Account gestiti da un genitore, uso limitato a messaggi e chiamate con impostazioni protette

WhatsApp introduce un nuovo modo per permettere ai minori di usare l’app sotto la supervisione di un genitore. Si tratta di account specifici per utenti sotto i 13 anni che non funzionano come quelli standard: il profilo è collegato a un genitore o a un tutore che lo amministrerà. Questo collegamento consente alla famiglia di mantenere il controllo su chi può contattare il minore e su quali funzioni sono disponibili. L’annuncio della piattaforma segnala che la novità sarà distribuita gradualmente per raccogliere opinioni e migliorare l’esperienza.

Come si attiva e perché l’account resta bloccato

La procedura parte dal rilevamento dell’età: se WhatsApp identifica un utente sotto i 13 anni, l’account viene temporaneamente bloccato. Per ripristinare l’accesso è necessario che un genitore o un tutore colleghi il proprio dispositivo a quello del minore; la società precisa che i telefoni devono essere affiancati per completare il collegamento. Dopo questo passo l’account del minore rimane sotto la gestione dell’adulto designato, che assume il ruolo di amministratore delle impostazioni. Questo meccanismo serve a garantire che l’accesso avvenga solo con il consenso e la supervisione di un genitore o tutore.

Funzionalità consentite e limitazioni

L’esperienza per gli under 13 è deliberatamente ridotta: sono disponibili solo messaggi e chiamate. Non è permesso usare canali pubblici né il chatbot Meta AI dall’account gestito del minore, quindi alcune funzionalità di pubblico o avanzate restano escluse. I genitori possono decidere quali contatti possono scrivere o chiamare il minore e quali gruppi sono accessibili, oltre a gestire le richieste di messaggi provenienti da numeri sconosciuti. La scelta di limitare le funzioni mira a ridurre i rischi associati a interazioni non controllate.

Strumenti di controllo e protezione

Le impostazioni di parental control sono protette da un PIN che risiede sul dispositivo del genitore o tutore.
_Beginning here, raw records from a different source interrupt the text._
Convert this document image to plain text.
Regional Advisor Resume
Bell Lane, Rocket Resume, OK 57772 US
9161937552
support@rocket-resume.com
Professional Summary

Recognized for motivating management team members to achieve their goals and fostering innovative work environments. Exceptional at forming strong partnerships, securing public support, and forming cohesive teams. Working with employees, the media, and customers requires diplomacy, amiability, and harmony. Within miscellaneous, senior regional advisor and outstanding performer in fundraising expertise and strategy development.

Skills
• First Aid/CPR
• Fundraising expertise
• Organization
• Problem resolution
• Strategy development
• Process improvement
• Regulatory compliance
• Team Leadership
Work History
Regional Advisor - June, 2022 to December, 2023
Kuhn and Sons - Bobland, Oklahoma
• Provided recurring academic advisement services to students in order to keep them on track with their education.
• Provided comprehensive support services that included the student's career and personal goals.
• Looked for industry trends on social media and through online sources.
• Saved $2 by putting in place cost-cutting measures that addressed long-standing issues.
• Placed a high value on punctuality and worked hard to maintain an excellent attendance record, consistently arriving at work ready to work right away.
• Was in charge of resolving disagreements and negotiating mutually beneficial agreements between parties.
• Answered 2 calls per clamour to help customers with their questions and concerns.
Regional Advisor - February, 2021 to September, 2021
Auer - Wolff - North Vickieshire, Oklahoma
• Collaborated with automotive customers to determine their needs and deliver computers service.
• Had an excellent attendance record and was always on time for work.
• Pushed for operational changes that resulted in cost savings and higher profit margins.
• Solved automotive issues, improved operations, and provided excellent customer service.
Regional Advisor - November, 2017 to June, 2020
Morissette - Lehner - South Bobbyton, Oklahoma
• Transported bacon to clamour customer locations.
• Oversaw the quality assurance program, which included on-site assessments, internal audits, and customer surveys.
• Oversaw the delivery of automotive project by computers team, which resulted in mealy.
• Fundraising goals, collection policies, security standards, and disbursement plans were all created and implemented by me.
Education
Solo l’adulto che ha configurato l’account può accedere e modificare queste impostazioni sulla privacy, così da mantenere il controllo sulle autorizzazioni e le restrizioni. WhatsApp sottolinea che tutte le conversazioni personali rimangono protette con crittografia end-to-end: questa tecnologia significa che i messaggi e le chiamate sono cifrati e non possono essere letti o ascoltati da terzi, compresa la piattaforma stessa. Il PIN e la cifratura lavorano insieme per separare la gestione delle impostazioni dalla riservatezza dei contenuti.

Implicazioni pratiche per le famiglie

Per i genitori l’introduzione di questi account richiede qualche scelta operativa ma offre strumenti concreti di controllo. Occorre saper collegare i dispositivi al momento della configurazione e verificare periodicamente le impostazioni su contatti e gruppi autorizzati, oltre a gestire le richieste di messaggi da numeri sconosciuti. La distribuzione graduale consente alle famiglie di fornire feedback che potrebbero influenzare futuri aggiustamenti delle funzionalità e delle procedure. In sintesi, la novità vuole bilanciare il diritto dei minori a comunicare con la necessità di supervisione e protezione da parte degli adulti responsabili.